Previously published on Insights.
Professor Alana Moceri details how organized and hateful disinformation campaigns are being used to delegitimize women’s participation in political life, undermining democracy and human rights the world over.
These days, it’s impossible to be unaware of the abuse that many women receive on social media, from rape threats to death threats to threats of all kinds. Anonymity, or the feeling of it, tends to lead to cowardly behavior. But before you imagine the threats coming from some angry guy sitting alone at his computer, consider the possibility that these now commonplace attacks on women may be about more than just a few sexist men saying nasty things on Twitter.
Organized and deliberate gendered disinformation campaigns are potent tools that authoritarian leaders and their allies use to tighten their hold on power and silence critics. They target women with the aim of delegitimizing their participation in political life, deeming them, according to a report for the Brookings Institution, “inherently untrustworthy, unintelligent, or too emotional or libidinous to hold office or participate in democratic politics.”
Women activists, journalists, and politicians aren’t the only targets of online disinformation campaigns. Plenty of men have fallen prey as well. But because women have a historical deficit of participation in politics, and because women have long been silenced and shut out, continued attempts to keep them on the sidelines pose a special threat to democracy and its capacity to become more inclusive. However, this is about more than just fairness, as these disinformation campaigns promote democratic backsliding around the world. Fighting them should be a foreign policy and national security priority.
Disinformation campaigns fall into two camps, the first being state-aligned attempts to silence internal critics or opponents. This is a trend we see particularly from regimes run by strongmen such as Vladimir Putin in Russia, Rodrigo Duterte in the Philippines, Viktor Orban in Hungary, and Recep Tayyip Erdogan in Turkey. These leaders have all used gendered disinformation not only to attack female critics but to attack feminism itself.

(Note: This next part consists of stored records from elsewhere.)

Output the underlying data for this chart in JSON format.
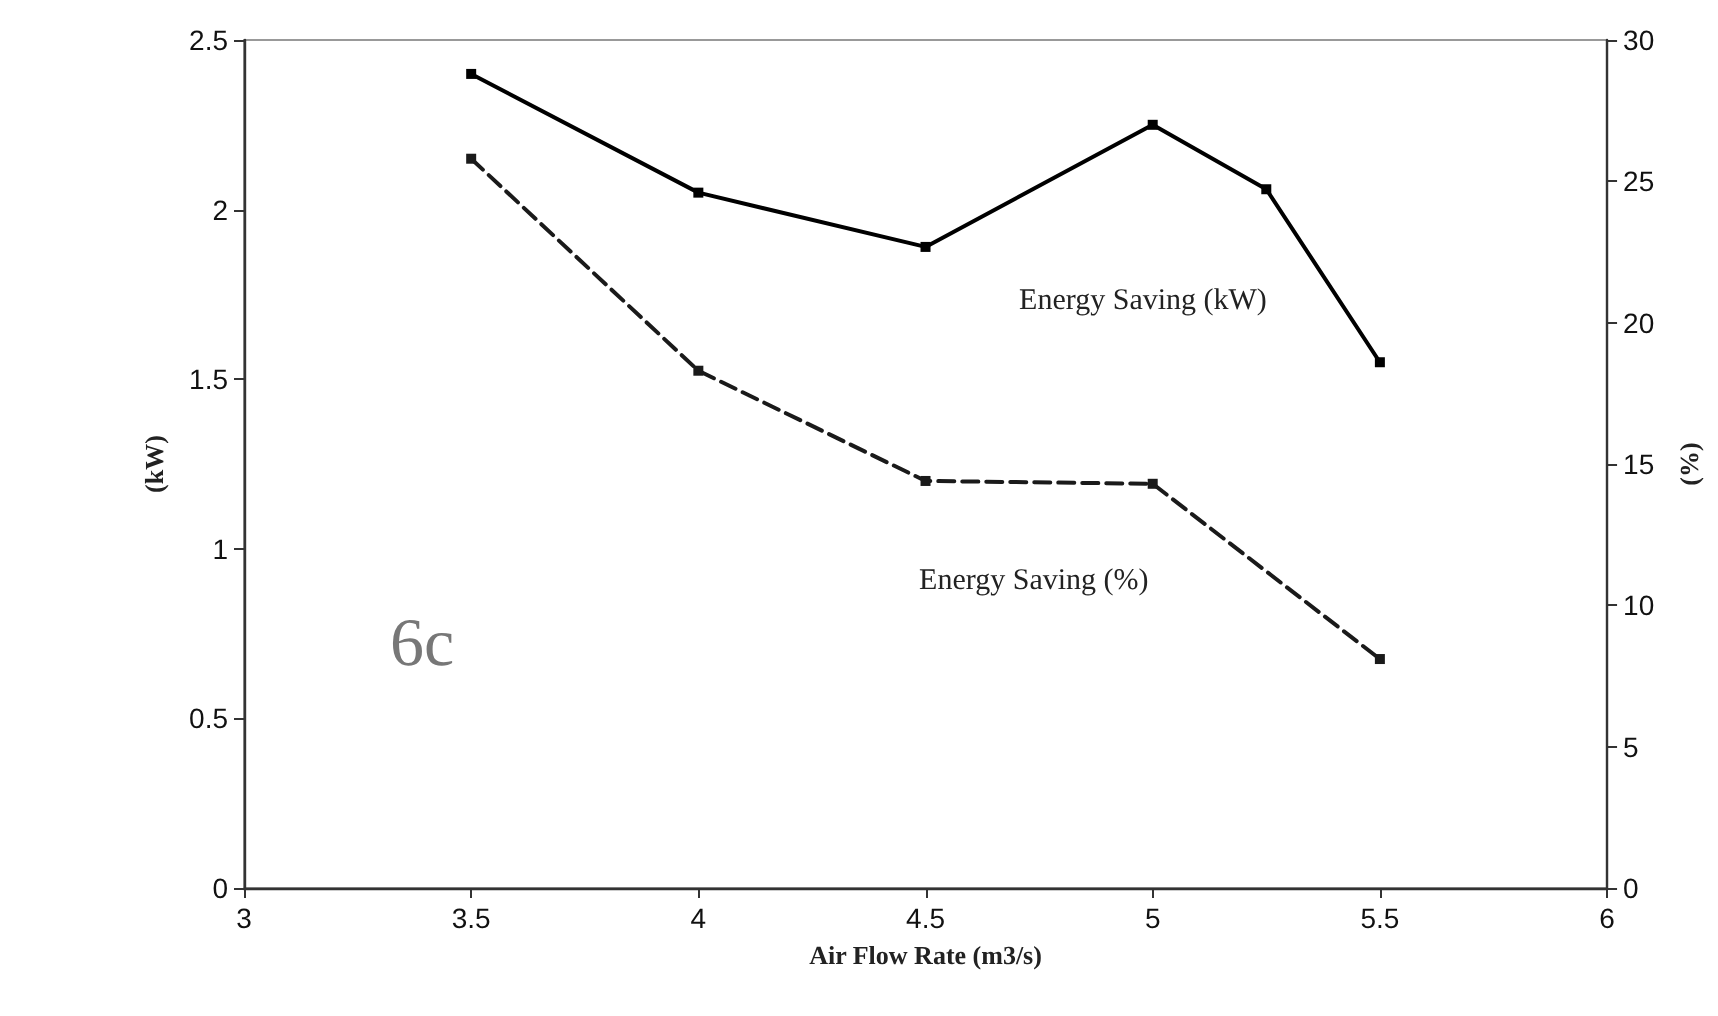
{
  "chart_data": {
    "type": "line",
    "xlabel": "Air Flow Rate (m3/s)",
    "ylabel": "(kW)",
    "y2label": "(%)",
    "xlim": [
      3,
      6
    ],
    "xticks": [
      3,
      3.5,
      4,
      4.5,
      5,
      5.5,
      6
    ],
    "ylim": [
      0,
      2.5
    ],
    "yticks": [
      0,
      0.5,
      1,
      1.5,
      2,
      2.5
    ],
    "y2lim": [
      0,
      30
    ],
    "y2ticks": [
      0,
      5,
      10,
      15,
      20,
      25,
      30
    ],
    "grid": false,
    "legend": false,
    "marker": "square",
    "series": [
      {
        "name": "Energy Saving (kW)",
        "color": "#000000",
        "x": [
          3.5,
          4,
          4.5,
          5,
          5.25,
          5.5
        ],
        "values": [
          2.4,
          2.05,
          1.89,
          2.25,
          2.06,
          1.55
        ],
        "line_style": "solid"
      },
      {
        "name": "Energy Saving (%)",
        "color": "#1a1a1a",
        "axis": "y2",
        "x": [
          3.5,
          4,
          4.5,
          5,
          5.5
        ],
        "values": [
          25.8,
          18.3,
          14.4,
          14.3,
          8.1
        ],
        "line_style": "dashed"
      }
    ],
    "annotations": [
      "6c"
    ]
  }
}
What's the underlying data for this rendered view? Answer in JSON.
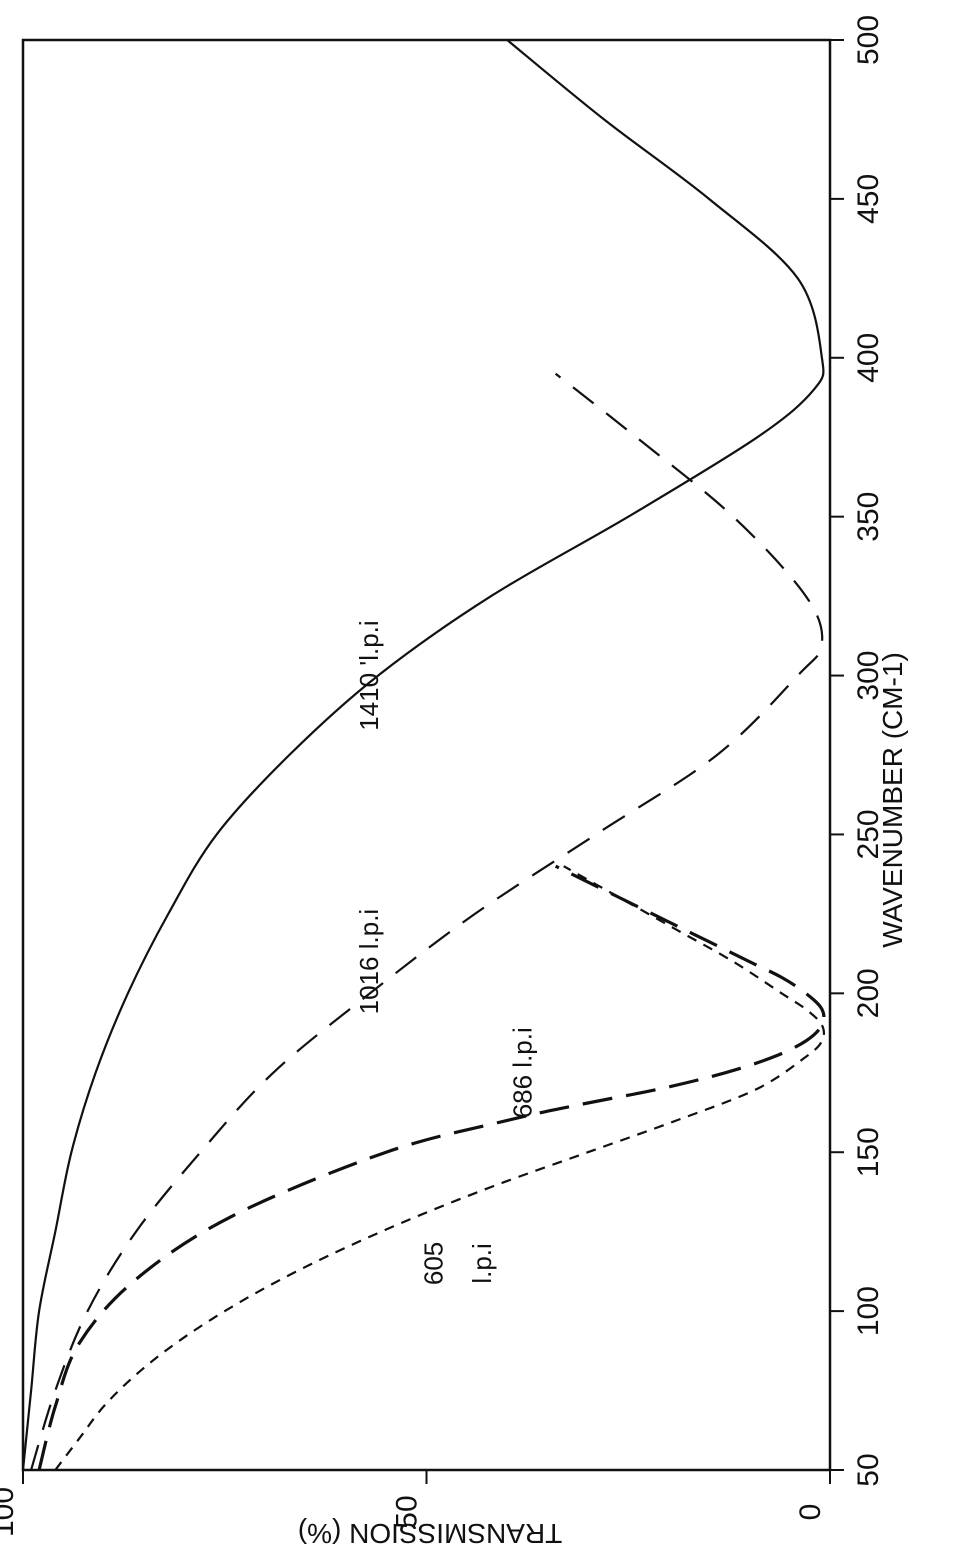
{
  "chart_data": {
    "type": "line",
    "orientation": "rotated 90 degrees counter-clockwise",
    "xlabel": "WAVENUMBER (CM-1)",
    "ylabel": "TRANSMISSION (%)",
    "xlim": [
      50,
      500
    ],
    "ylim": [
      0,
      100
    ],
    "x_ticks": [
      "50",
      "100",
      "150",
      "200",
      "250",
      "300",
      "350",
      "400",
      "450",
      "500"
    ],
    "y_ticks": [
      "0",
      "50",
      "100"
    ],
    "grid": false,
    "legend": "none (curves labeled directly)",
    "series": [
      {
        "name": "605 l.p.i",
        "style": "short-dash",
        "x": [
          50,
          60,
          70,
          80,
          90,
          100,
          110,
          120,
          130,
          140,
          150,
          160,
          170,
          180,
          185,
          190,
          195,
          200,
          210,
          220,
          230,
          240
        ],
        "y": [
          96,
          93,
          90,
          86,
          81,
          75,
          68,
          60,
          51,
          41,
          30,
          19,
          9,
          3,
          1,
          1,
          3,
          6,
          12,
          19,
          26,
          33
        ]
      },
      {
        "name": "686 l.p.i",
        "style": "long-dash",
        "x": [
          50,
          70,
          90,
          110,
          130,
          150,
          160,
          165,
          170,
          175,
          180,
          185,
          190,
          195,
          200,
          205,
          210,
          220,
          230,
          240
        ],
        "y": [
          98,
          96,
          93,
          86,
          74,
          55,
          40,
          31,
          21,
          13,
          7,
          3,
          1,
          1,
          3,
          6,
          10,
          18,
          26,
          34
        ]
      },
      {
        "name": "1016 l.p.i",
        "style": "dash",
        "x": [
          50,
          75,
          100,
          125,
          150,
          175,
          200,
          225,
          250,
          275,
          300,
          310,
          325,
          350,
          375,
          395
        ],
        "y": [
          99,
          96,
          92,
          86,
          78,
          69,
          57,
          44,
          29,
          14,
          4,
          1,
          3,
          12,
          24,
          34
        ]
      },
      {
        "name": "1410 l.p.i",
        "style": "solid",
        "x": [
          50,
          75,
          100,
          125,
          150,
          175,
          200,
          225,
          250,
          275,
          300,
          325,
          350,
          375,
          390,
          400,
          425,
          450,
          475,
          500
        ],
        "y": [
          100,
          99,
          98,
          96,
          94,
          91,
          87,
          82,
          76,
          67,
          56,
          42,
          25,
          9,
          2,
          1,
          4,
          15,
          28,
          40
        ]
      }
    ],
    "curve_labels": {
      "s605_line1": "605",
      "s605_line2": "l.p.i",
      "s686": "686 l.p.i",
      "s1016": "1016 l.p.i",
      "s1410": "1410 'l.p.i"
    }
  }
}
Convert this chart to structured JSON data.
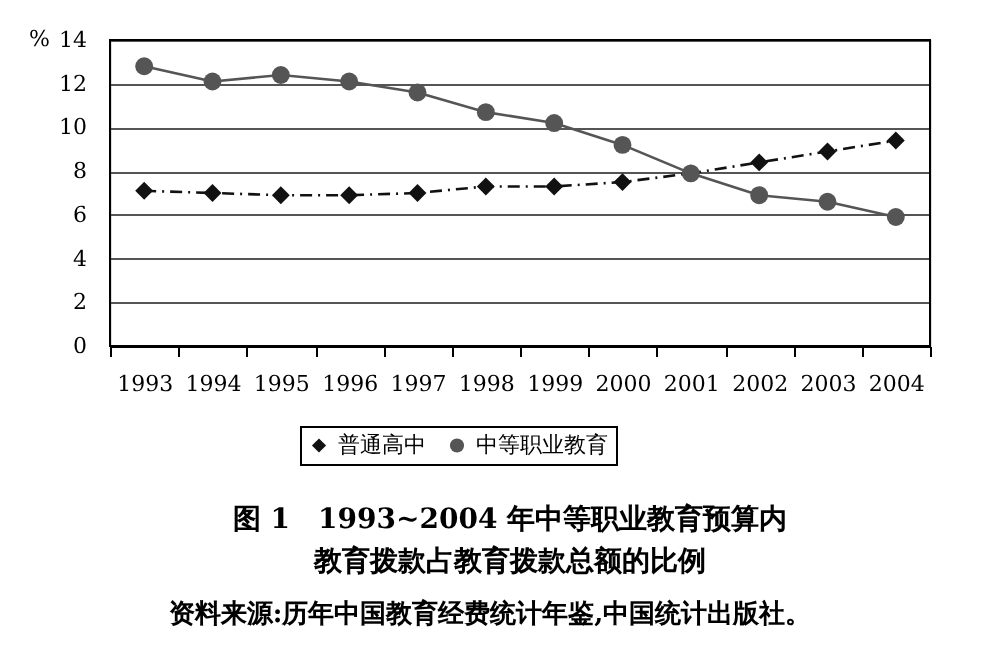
{
  "chart_data": {
    "type": "line",
    "title": "图 1　1993~2004 年中等职业教育预算内教育拨款占教育拨款总额的比例",
    "ylabel": "%",
    "categories": [
      "1993",
      "1994",
      "1995",
      "1996",
      "1997",
      "1998",
      "1999",
      "2000",
      "2001",
      "2002",
      "2003",
      "2004"
    ],
    "series": [
      {
        "name": "普通高中",
        "color": "#111111",
        "marker": "diamond",
        "line_style": "dashdot",
        "values": [
          7.1,
          7.0,
          6.9,
          6.9,
          7.0,
          7.3,
          7.3,
          7.5,
          7.9,
          8.4,
          8.9,
          9.4
        ]
      },
      {
        "name": "中等职业教育",
        "color": "#555555",
        "marker": "circle",
        "line_style": "solid",
        "values": [
          12.8,
          12.1,
          12.4,
          12.1,
          11.6,
          10.7,
          10.2,
          9.2,
          7.9,
          6.9,
          6.6,
          5.9
        ]
      }
    ],
    "ylim": [
      0,
      14
    ],
    "yticks": [
      0,
      2,
      4,
      6,
      8,
      10,
      12,
      14
    ],
    "grid": "y",
    "legend": "bottom",
    "annotations": [
      "资料来源:历年中国教育经费统计年鉴,中国统计出版社。"
    ]
  }
}
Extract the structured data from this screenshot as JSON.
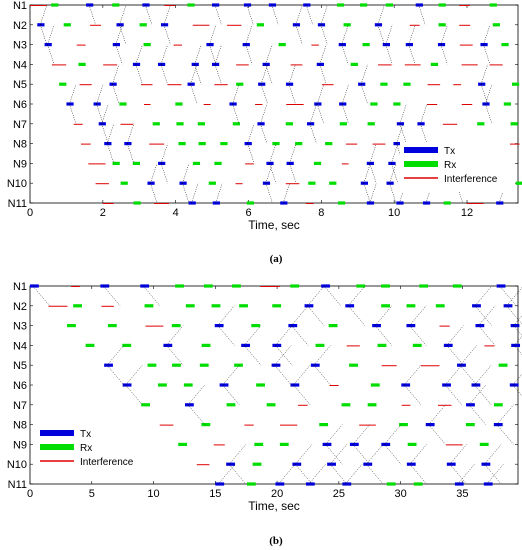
{
  "chart_data": [
    {
      "type": "timeline",
      "panel": "(a)",
      "nodes": [
        "N1",
        "N2",
        "N3",
        "N4",
        "N5",
        "N6",
        "N7",
        "N8",
        "N9",
        "N10",
        "N11"
      ],
      "xlabel": "Time, sec",
      "xlim": [
        0,
        13.4
      ],
      "xticks": [
        0,
        2,
        4,
        6,
        8,
        10,
        12
      ],
      "legend": {
        "items": [
          "Tx",
          "Rx",
          "Interference"
        ],
        "position": "bottom-right"
      },
      "colors": {
        "tx": "#0000dd",
        "rx": "#00dd00",
        "interference": "#dd0000",
        "link": "#000000"
      },
      "slot_period": 1.0,
      "node_offset": 0.2
    },
    {
      "type": "timeline",
      "panel": "(b)",
      "nodes": [
        "N1",
        "N2",
        "N3",
        "N4",
        "N5",
        "N6",
        "N7",
        "N8",
        "N9",
        "N10",
        "N11"
      ],
      "xlabel": "Time, sec",
      "xlim": [
        0,
        39.5
      ],
      "xticks": [
        0,
        5,
        10,
        15,
        20,
        25,
        30,
        35
      ],
      "legend": {
        "items": [
          "Tx",
          "Rx",
          "Interference"
        ],
        "position": "bottom-left"
      },
      "colors": {
        "tx": "#0000dd",
        "rx": "#00dd00",
        "interference": "#dd0000",
        "link": "#000000"
      },
      "slot_period": 3.6,
      "node_offset": 1.5
    }
  ],
  "captions": [
    "(a)",
    "(b)"
  ]
}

Marielle Franco, a human rights activist, paid the ultimate price for speaking out on behalf of the poor and the marginalized in Brazil. Like many authoritarian leaders, Jair Bolsonaro doesn’t like criticism, but he especially doesn’t like it from women who are Black and bisexual like Franco. She and her driver were assassinated on March 14, 2018. This triggered mass protests, which kicked the so-called “Office of Hate” into action.
“Office of Hate” is a group of bloggers, prominent businessmen, aids, and lawmakers who are close to Bolsonaro, and even includes his son Eduardo. This network has a history of spreading lies about Brazil’s democratic institutions and the people with whom they disagree. Hence, they let loose an onslaught of fake news connecting Franco to drug dealers and painted her as someone who led an “immoral life.” It doesn’t stop there. Journalist Bianca Santana, another Black, Brazilian woman wrote an op-ed in the Guardian in July of 2020 about how Bolsonaro targeted her in a speech two days after she had published an article in the Portuguese language website UOL reviewing the evidence via a flowchart of Bolsonaro’s links to Franco’s assassination.